6 thoughts on “The Info URI Scheme, Why?

  1. The info: FAQ answers some of your questions including comparisons to URNS and TAG URIs. I still don’t see the benefit of a not resolvable URI; and they cannot guarantee it will never be. At some point nothing stops these URIs becoming machine resolvable. The web site (note the http) has a registration page for registering the resolving the info: namespaces. Resolvable by humans only that is. If you look at the URL of that registration page it does not look like a Cool URI, lots of mechanism in it, it won’t last. Irony of basing this non-resolvable scheme in a non-stable http space.
    First one to scrape that into some useful XML format, wins the prize.

  2. It also seems distinctly odd that there’s an info URI scheme for the DOI, which is itself a URN.
    Whats the benefit of packing one URI inside another?
    Reading the FAQ I see that it is possible that some info schemes can define a resolution mechanism. So it’s entirely possible for these URIs to be dereferenced in some way. And I’d put money on that dereferencing scheme using HTTP, and further that it’s going to be desirable to have a way to dereference each scheme.

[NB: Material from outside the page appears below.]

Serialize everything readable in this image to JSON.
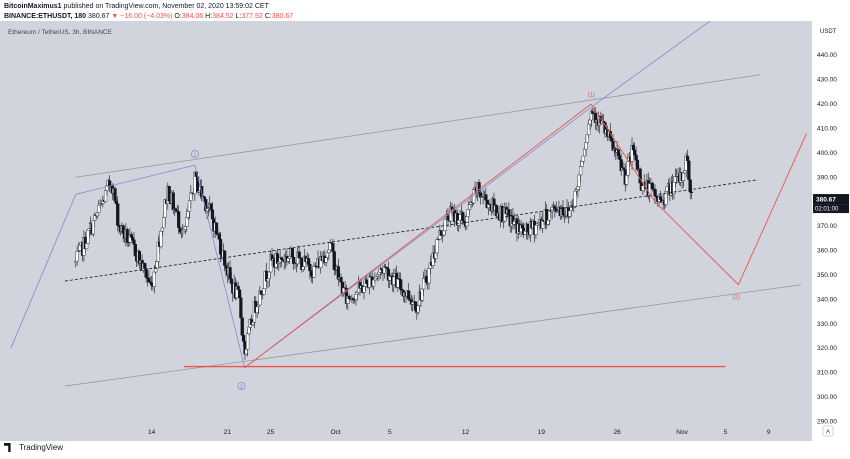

  3. Last time I checked, doi was not a URI nor a URN. But please check for yourself at and . They have tried hard to get an RFC through the – IETF – system to make it a URI, but they have failed so far. Hence, the reason that doi is in info is that the OpenURL Standard solely relies on URIs to identify items. Many public identifiers are not URIs (PubMed ids and LCCN ids are other good examples), and via info the idea is to turn them into URIs . Now, unfortunately info is itself not a URI – yet? – because the IETF doesn’t like like the idea (just like you guys) and has decided to just ignore the two Internet Drafts we have posted. I am not sure how they can actually do that, but they just do. This is especially annoying because we have consulted with them before starting the info effort as it was so crucial to the OpenURL Standard.
    One of the reasons some rather sensible people and organizations _do_ like the info concept of decoupling identification from resolution is that they have a rather long term horizon. They don’t feel like using identifiers for their assets that are tied to a specific resolution mechanism, understanding that resoltuon mechanisms may very well change over time, while they definitely don’t want the identifiers of their assets to change over time.

  4. Apologies Herbert, my mistake, I’d read that the DOI was likely to be registered as a URN, but hadn’t followed the progress of the registration.
    Don’t get me wrong, I do understand the benefit of having a stable global identifier for a resource, I’m just of the opinion that a URN fits that purpose perfectly well. The URN can have a normative mapping to a resolution scheme, which presumably can change over time dealing with the fact that resolution mechanisms may change.
    However, there’s a huge network effect to be gained by using HTTP based identifiers. I don’t see HTTP going away anytime soon, why not embrace it?
    I like the OpenURL as a standardised query string for encoding particular kinds of metadata. I think this works very well. And, as I noted in a previous comment, protocol level support for communicating temporary and permanent changes to a resources location can be used to deal with changes of ownership of assets.